La vallée de la Vésubie, déjà connue dès l’an 1200, et encore récemment, sous le nom de val de Lantosque était habitée avant l’ère Chrétienne [2]. Ses habitants sont mentionnés sur l’arc de triomphe de Suse et au trophée de la Turbie dont l'inscription nous est rapportée par Pline l’ancien. Au cœur de cette vallée agreste Lantosque se dresse sur un piton rocheux. De son long et brillant passé historique, la petite « république » jalouse de ses prérogatives, ne possède plus que quelques vestiges tendant à disparaître sous les ronces et les éboulis. Parmi ces vestiges : le couvent de Saint-Pancrace [3], fondé par les moines Franciscains Réformés au Fourcat et le château De fortis (appellation commune de château fort) à Loda.

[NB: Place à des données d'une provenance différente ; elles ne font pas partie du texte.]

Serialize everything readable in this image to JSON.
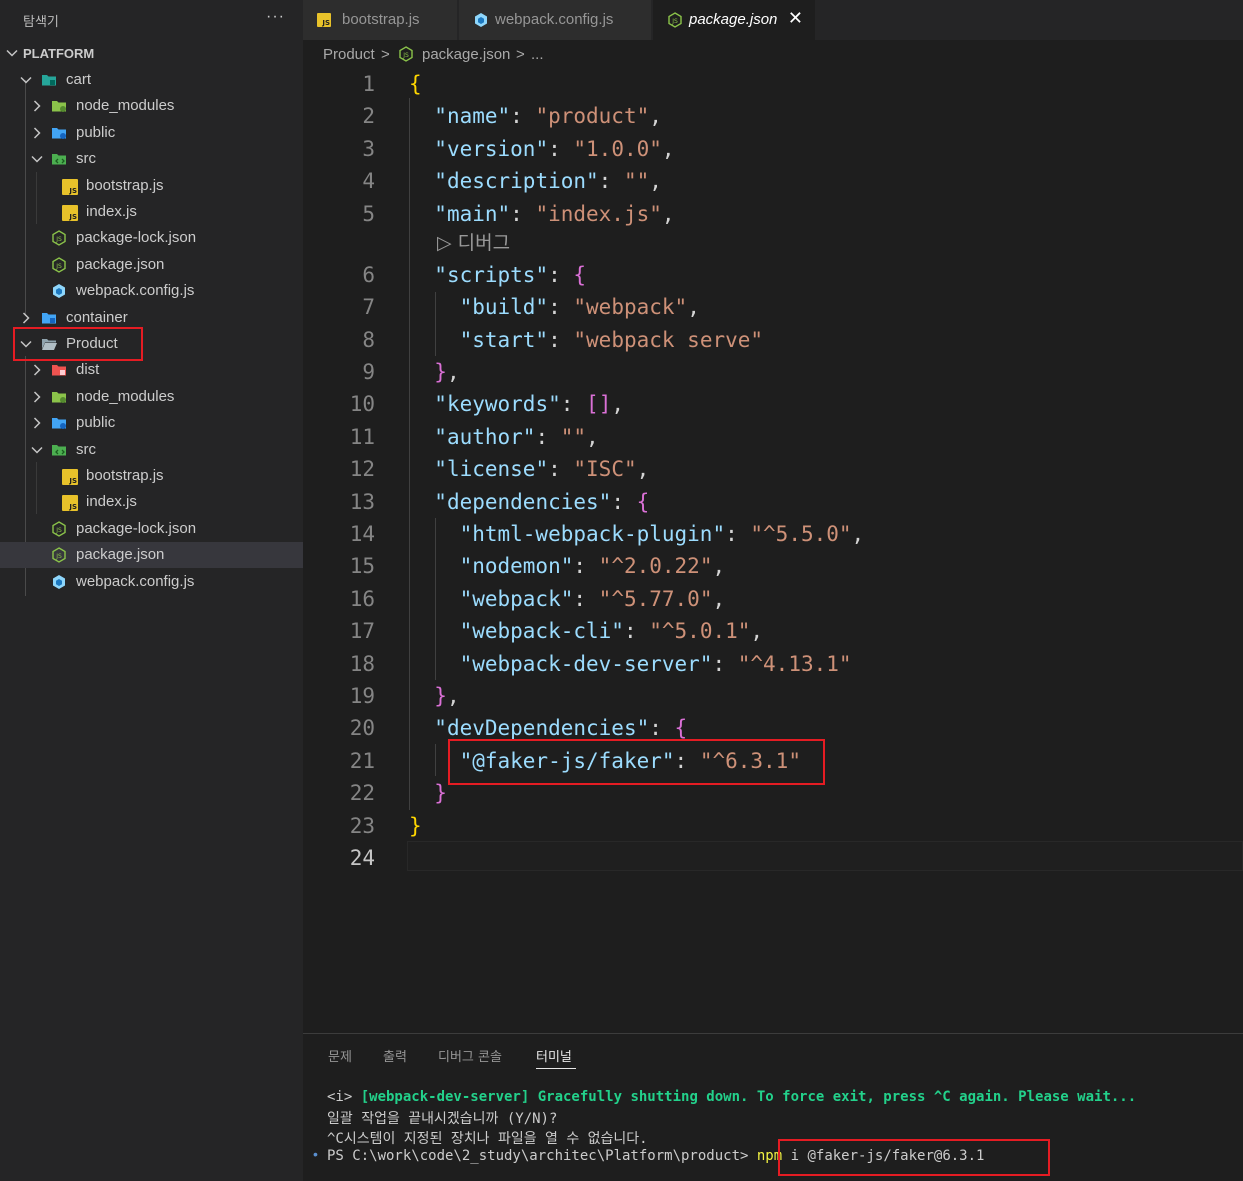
{
  "sidebar": {
    "title": "탐색기",
    "more_label": "···",
    "root": "PLATFORM",
    "tree": [
      {
        "label": "cart",
        "icon": "folder-icon-teal"
      },
      {
        "label": "node_modules",
        "icon": "folder-icon-green"
      },
      {
        "label": "public",
        "icon": "folder-icon-blue"
      },
      {
        "label": "src",
        "icon": "folder-icon-src"
      },
      {
        "label": "bootstrap.js",
        "icon": "js-file-icon"
      },
      {
        "label": "index.js",
        "icon": "js-file-icon"
      },
      {
        "label": "package-lock.json",
        "icon": "nodejs-icon"
      },
      {
        "label": "package.json",
        "icon": "nodejs-icon"
      },
      {
        "label": "webpack.config.js",
        "icon": "webpack-icon"
      },
      {
        "label": "container",
        "icon": "folder-icon-blue"
      },
      {
        "label": "Product",
        "icon": "folder-icon-grey"
      },
      {
        "label": "dist",
        "icon": "folder-icon-red"
      },
      {
        "label": "node_modules",
        "icon": "folder-icon-green"
      },
      {
        "label": "public",
        "icon": "folder-icon-blue"
      },
      {
        "label": "src",
        "icon": "folder-icon-src"
      },
      {
        "label": "bootstrap.js",
        "icon": "js-file-icon"
      },
      {
        "label": "index.js",
        "icon": "js-file-icon"
      },
      {
        "label": "package-lock.json",
        "icon": "nodejs-icon"
      },
      {
        "label": "package.json",
        "icon": "nodejs-icon"
      },
      {
        "label": "webpack.config.js",
        "icon": "webpack-icon"
      }
    ]
  },
  "tabs": [
    {
      "label": "bootstrap.js",
      "icon": "js-file-icon"
    },
    {
      "label": "webpack.config.js",
      "icon": "webpack-icon"
    },
    {
      "label": "package.json",
      "icon": "nodejs-icon",
      "close": "✕"
    }
  ],
  "breadcrumb": {
    "folder": "Product",
    "sep1": ">",
    "file": "package.json",
    "sep2": ">",
    "more": "..."
  },
  "editor": {
    "line_numbers": [
      "1",
      "2",
      "3",
      "4",
      "5",
      "6",
      "7",
      "8",
      "9",
      "10",
      "11",
      "12",
      "13",
      "14",
      "15",
      "16",
      "17",
      "18",
      "19",
      "20",
      "21",
      "22",
      "23",
      "24"
    ],
    "codelens": "▷ 디버그",
    "t": {
      "ob": "{",
      "cb": "}",
      "obr": "[",
      "cbr": "]",
      "colon": ": ",
      "comma": ",",
      "sp2": "  ",
      "sp4": "    ",
      "name_k": "\"name\"",
      "name_v": "\"product\"",
      "version_k": "\"version\"",
      "version_v": "\"1.0.0\"",
      "desc_k": "\"description\"",
      "desc_v": "\"\"",
      "main_k": "\"main\"",
      "main_v": "\"index.js\"",
      "scripts_k": "\"scripts\"",
      "build_k": "\"build\"",
      "build_v": "\"webpack\"",
      "start_k": "\"start\"",
      "start_v": "\"webpack serve\"",
      "keywords_k": "\"keywords\"",
      "author_k": "\"author\"",
      "author_v": "\"\"",
      "license_k": "\"license\"",
      "license_v": "\"ISC\"",
      "deps_k": "\"dependencies\"",
      "hwp_k": "\"html-webpack-plugin\"",
      "hwp_v": "\"^5.5.0\"",
      "nodemon_k": "\"nodemon\"",
      "nodemon_v": "\"^2.0.22\"",
      "webpack_k": "\"webpack\"",
      "webpack_v": "\"^5.77.0\"",
      "cli_k": "\"webpack-cli\"",
      "cli_v": "\"^5.0.1\"",
      "devserver_k": "\"webpack-dev-server\"",
      "devserver_v": "\"^4.13.1\"",
      "devdeps_k": "\"devDependencies\"",
      "faker_k": "\"@faker-js/faker\"",
      "faker_v": "\"^6.3.1\""
    }
  },
  "panel": {
    "tabs": [
      "문제",
      "출력",
      "디버그 콘솔",
      "터미널"
    ],
    "terminal": {
      "l1_prefix": "<i> ",
      "l1_msg": "[webpack-dev-server] Gracefully shutting down. To force exit, press ^C again. Please wait...",
      "l2": "일괄 작업을 끝내시겠습니까 (Y/N)?",
      "l3": "^C시스템이 지정된 장치나 파일을 열 수 없습니다.",
      "dot": "•",
      "prompt": "PS C:\\work\\code\\2_study\\architec\\Platform\\product> ",
      "cmd_npm": "npm",
      "cmd_args": " i @faker-js/faker@6.3.1"
    }
  },
  "colors": {
    "accent_highlight": "#e51c23",
    "editor_bg": "#1e1e1e",
    "sidebar_bg": "#252526",
    "key": "#9cdcfe",
    "string": "#ce9178"
  }
}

Plus durable fut le prestige de certains de ses fils, dont Ignace Thaon de Saint-André qui fut Vice-Roi de Sardaigne, Johan de Tournefort, abbé de Lérins et Evêque de Nice, Torrini, médecin bien connu du XVIIè siècle, Thaon Ludovic, qui laissa la terrible description du tremblement de terre de 1564 dont les effets catastrophiques se firent particulièrement sentir dans toute la vallée. Dalloni, théologien réputé, Buffon, sénateur, Passeroni Jean-Charles, dont Jean Jacques Rouseau fit l’éloge.

 

Résumé chronologique

 

Dans l’Antiquité et jusqu’à la conquête Romaine, nos ancêtre furent les Ligures [4] ou Liguriens, plus connus sous le nom de Liguriens chevelus Capillati à cause de leur longue chevelure.

 

De 58 à 50, avant Jésus-Christ, ce fut la conquête de la Gaule par les Romains. Notre région y échappe, puisque faisant partie d’une zone non contrôlée jusqu’à la veille de notre ère.

Au Vè siècle, invasion des barbares, dont nous avons du mal à connaître les répercussions pour notre vallée.

Au VIIIè siècle, la pseudo-invasion des Sarrasins que l’historiographie actuelle dément totalement [5], mais dont la mémoire collective, sans doute imprégnée des visions des érudits du XIXème siècle, présente comme ayant « ravagé notre région ».

888, début de la dynastie des Comtes de Provence.

1000, nouveau mythe de « l’Epoque troublée », de l’An Mil, puis rivalité entre Raymond Comte de Provence et le roi Alphonse d’Aragon.

1167, Alphonse d’Aragon est reconnu comme souverain.

1229, Le Val di Lantosque est rattaché à la viguerie de Sospel par des statuts (lois ou libertés) communs.

1257, Le Val de Lantosque passe sous la dépendance de la maison d’Anjou, à la suite de l’héritage de la dernière fille non dotée du Comte Catalan.

1343, mort de Robert d’Anjou auquel succéda sa fille Jeanne.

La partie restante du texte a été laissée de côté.